To fix US schools, panel says, start over
A high-powered group Thursday recommended college for some 16-year-olds and preschool for all.
What if the solution to American students' stagnant performance levels and the wide achievement gap between white and minority students wasn't more money, smaller schools, or any of the reforms proposed in recent years, but rather a new education system altogether?
That's the conclusion of a bipartisan group of scholars and business leaders, school chancellors and education commissioners, and former cabinet secretaries and governors. They declare that America's public education system, designed to meet the needs of 100 years ago when the workplace revolved around an assembly line, is unsuited to today's global marketplace. Already, they warn, many Americans are in danger of falling behind and seeing their standard of living plummet.
In its place, the group proposes a series of controversial reforms:
•Offer universal pre-kindergarten programs and opportunities for continuing education for adults without high school diplomas.
•Create state board exams that students could pass at age 16 to move either on to community college or to a university-level high school curriculum.
•Improve school salaries in exchange for reducing secure pension benefits, and pay teachers more to work with at-risk kids, for longer hours, or for high performance.
•Create curriculums that emphasize creativity and abstract concepts over rote learning or mastery of facts.
"We've squeezed everything we can out of a system that was designed a century ago," says Marc Tucker, president of the National Center on Education and the Economy, and vice chairman of the New Commission on the Skills of the American Workforce, which produced the report. "We've not only put in lots more money and not gotten significantly better results, we've also tried every program we can think of and not gotten significantly better results at scale. This is the sign of a system that has reached its limits."

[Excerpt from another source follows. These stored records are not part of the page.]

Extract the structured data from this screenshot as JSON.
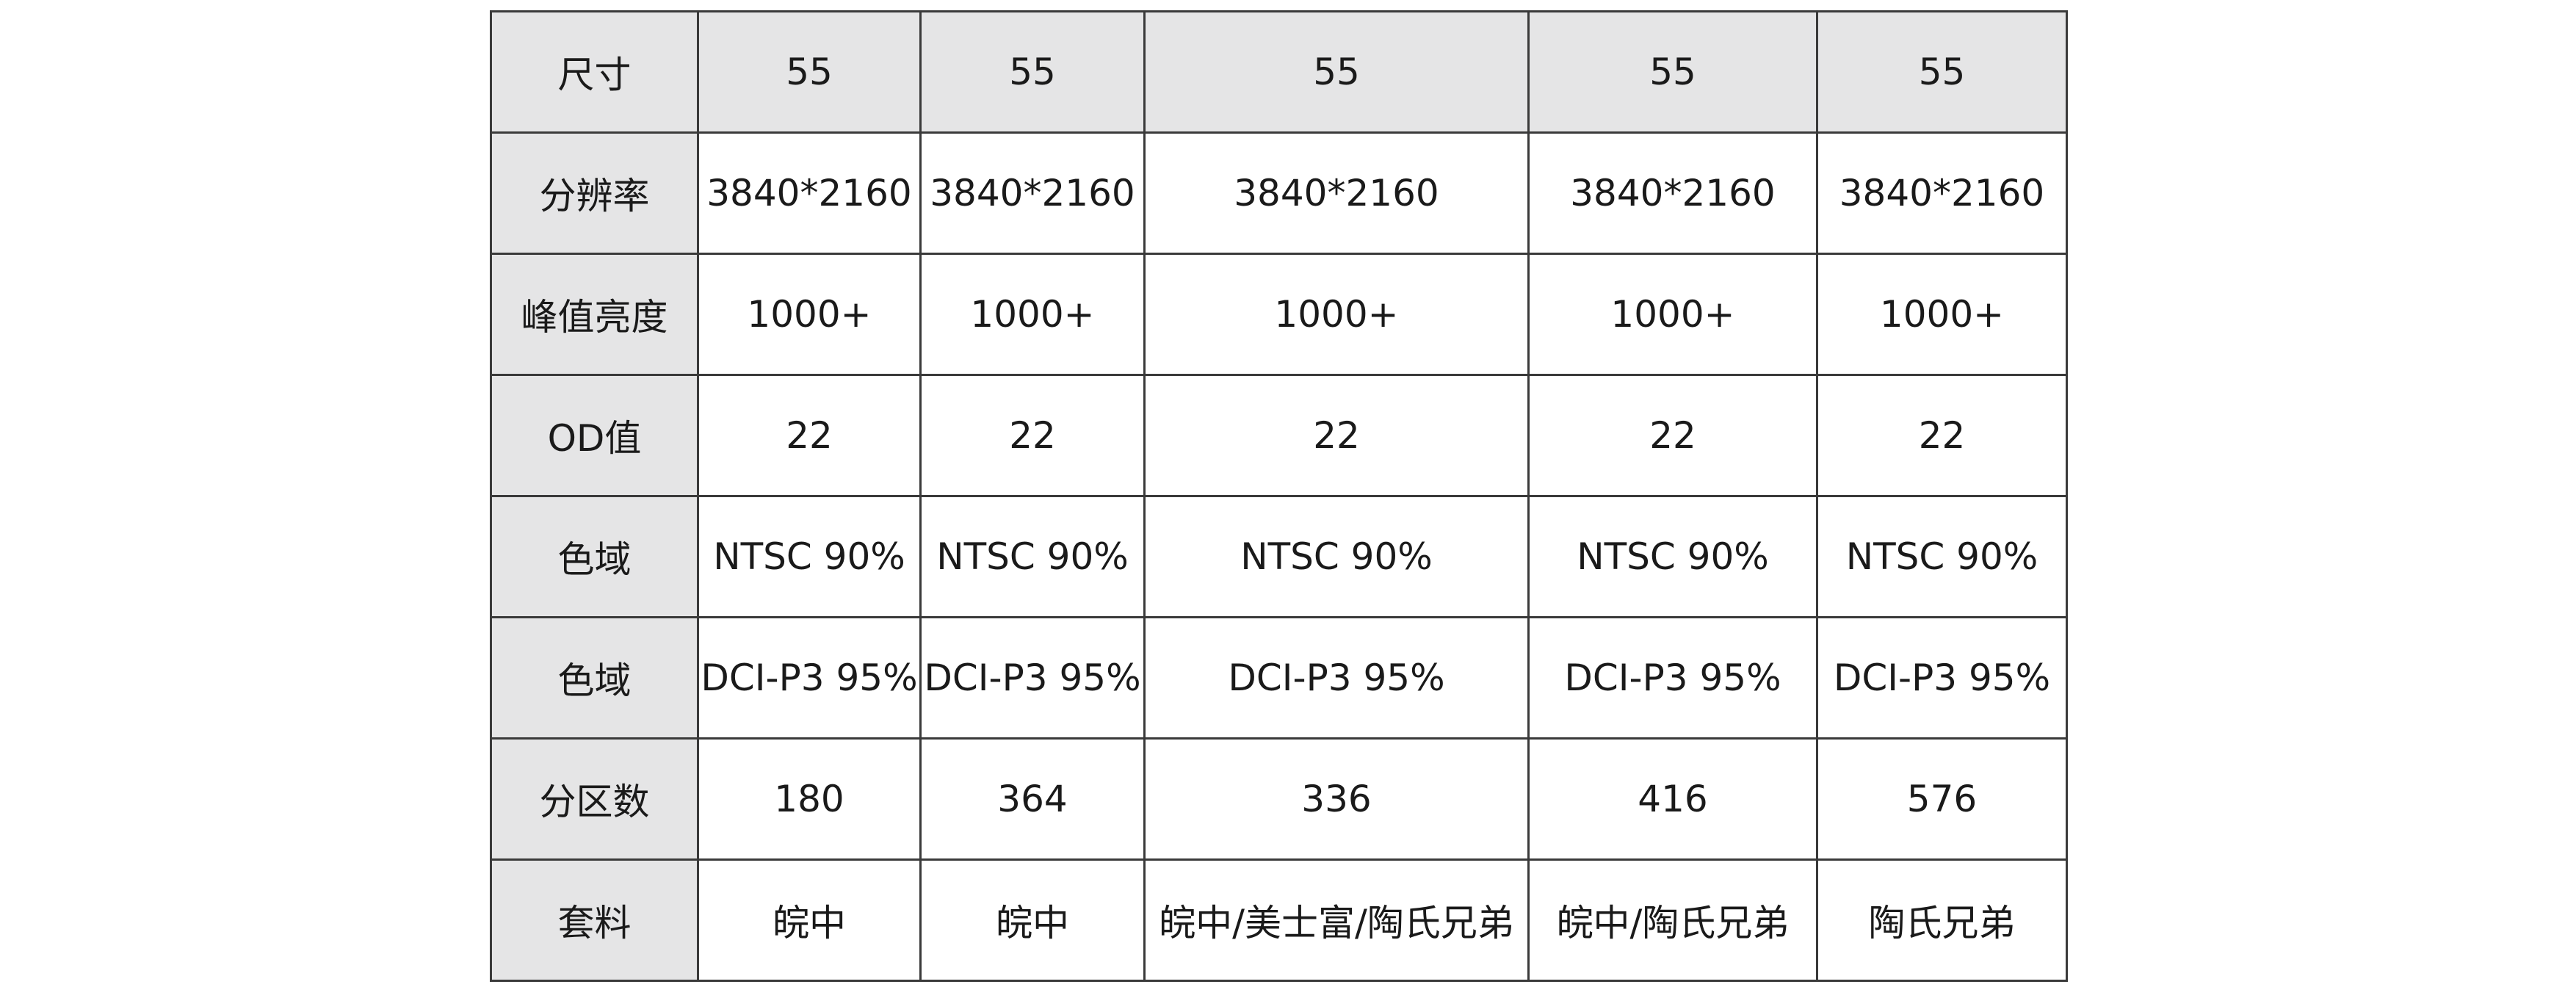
{
  "table": {
    "rows": [
      {
        "label": "尺寸",
        "cells": [
          "55",
          "55",
          "55",
          "55",
          "55"
        ]
      },
      {
        "label": "分辨率",
        "cells": [
          "3840*2160",
          "3840*2160",
          "3840*2160",
          "3840*2160",
          "3840*2160"
        ]
      },
      {
        "label": "峰值亮度",
        "cells": [
          "1000+",
          "1000+",
          "1000+",
          "1000+",
          "1000+"
        ]
      },
      {
        "label": "OD值",
        "cells": [
          "22",
          "22",
          "22",
          "22",
          "22"
        ]
      },
      {
        "label": "色域",
        "cells": [
          "NTSC 90%",
          "NTSC 90%",
          "NTSC 90%",
          "NTSC 90%",
          "NTSC 90%"
        ]
      },
      {
        "label": "色域",
        "cells": [
          "DCI-P3 95%",
          "DCI-P3 95%",
          "DCI-P3 95%",
          "DCI-P3 95%",
          "DCI-P3 95%"
        ]
      },
      {
        "label": "分区数",
        "cells": [
          "180",
          "364",
          "336",
          "416",
          "576"
        ]
      },
      {
        "label": "套料",
        "cells": [
          "皖中",
          "皖中",
          "皖中/美士富/陶氏兄弟",
          "皖中/陶氏兄弟",
          "陶氏兄弟"
        ]
      }
    ]
  }
}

The report is getting attention in part because of those involved – people like William Brock, the former senator and Reagan-era Labor secretary; John Engler, National Association of Manufacturers president and former Michigan governor; and Joel Klein, chancellor of New York's public schools.
It's also unusual in its scope and ambition, looking at public education in the context of changes in the global economy and workforce needs, and examining education for everyone from preschoolers to adults.
Many of the ideas are likely to encounter opposition. Even the group's proponents insist the report isn't an exact blueprint, but a framework – one they hope will be used to jumpstart a national conversation and entice a few states to experiment with overhauls inspired by these ideas, much the way states led the way with welfare reform in the early 1990s.
The report "is calling for a certain revolution, but it hasn't been put together by revolutionaries," says Mr. Tucker, optimistic that even the controversial ideas are politically feasible. "If you don't like the proposals we put on the ground, come up with some that will work better."
The commission insists, though, that these ideas won't work if only the least controversial and least costly are "cherry-picked" by states, emphasizing that they complement and bolster each other.
One of the biggest proposed changes – the state board examinations that would allow qualified 10th graders to move on to college – would eventually add up to $67 billion in savings that could be reallocated elsewhere, the report estimates. In the transition period, commission members acknowledge, significant but feasible costs would be necessary.
Adults, too, would get access to the education needed to pass the new state board exams, and the commission suggests creating "personal competitiveness accounts" – created at birth and added to over time – that would help pay for continuing education throughout an individual's work life.
Another proposal: Scrap local school funding for a state-funded system that offers more to the needy districts but doesn't diminish the resources of wealthy districts. The report then calls for giving schools far more autonomy – making them, in essence, contract schools run by teachers or others who are monitored by districts but not owned by them.
Many of the suggestions have already run into opposition. Anne Bryant, executive director of the National School Boards Association, says she applauds the goals and some recommendations, but worries that the financial aspects don't add up. Decentralized school districts would weaken the system, Dr. Bryant says.
"It's a groundbreaking report, but how much ground can you afford to break before you start rattling what's really working in order to fix what is not?" she asks. "There's a leap of faith here in about 10 different areas."
But proponents insist that in a world that increasingly rewards only highly skilled, creative workers – in which America spends the second highest amount on education of any industrialized nation but performs in the bottom part of the pack – reforms this drastic are necessary.
"I think we've tried to do what we can to improve American schools within the current context," says Jack Jennings, president of the Center on Education Policy, who says the commission has sparked an important debate. "Now we need to think much more daringly."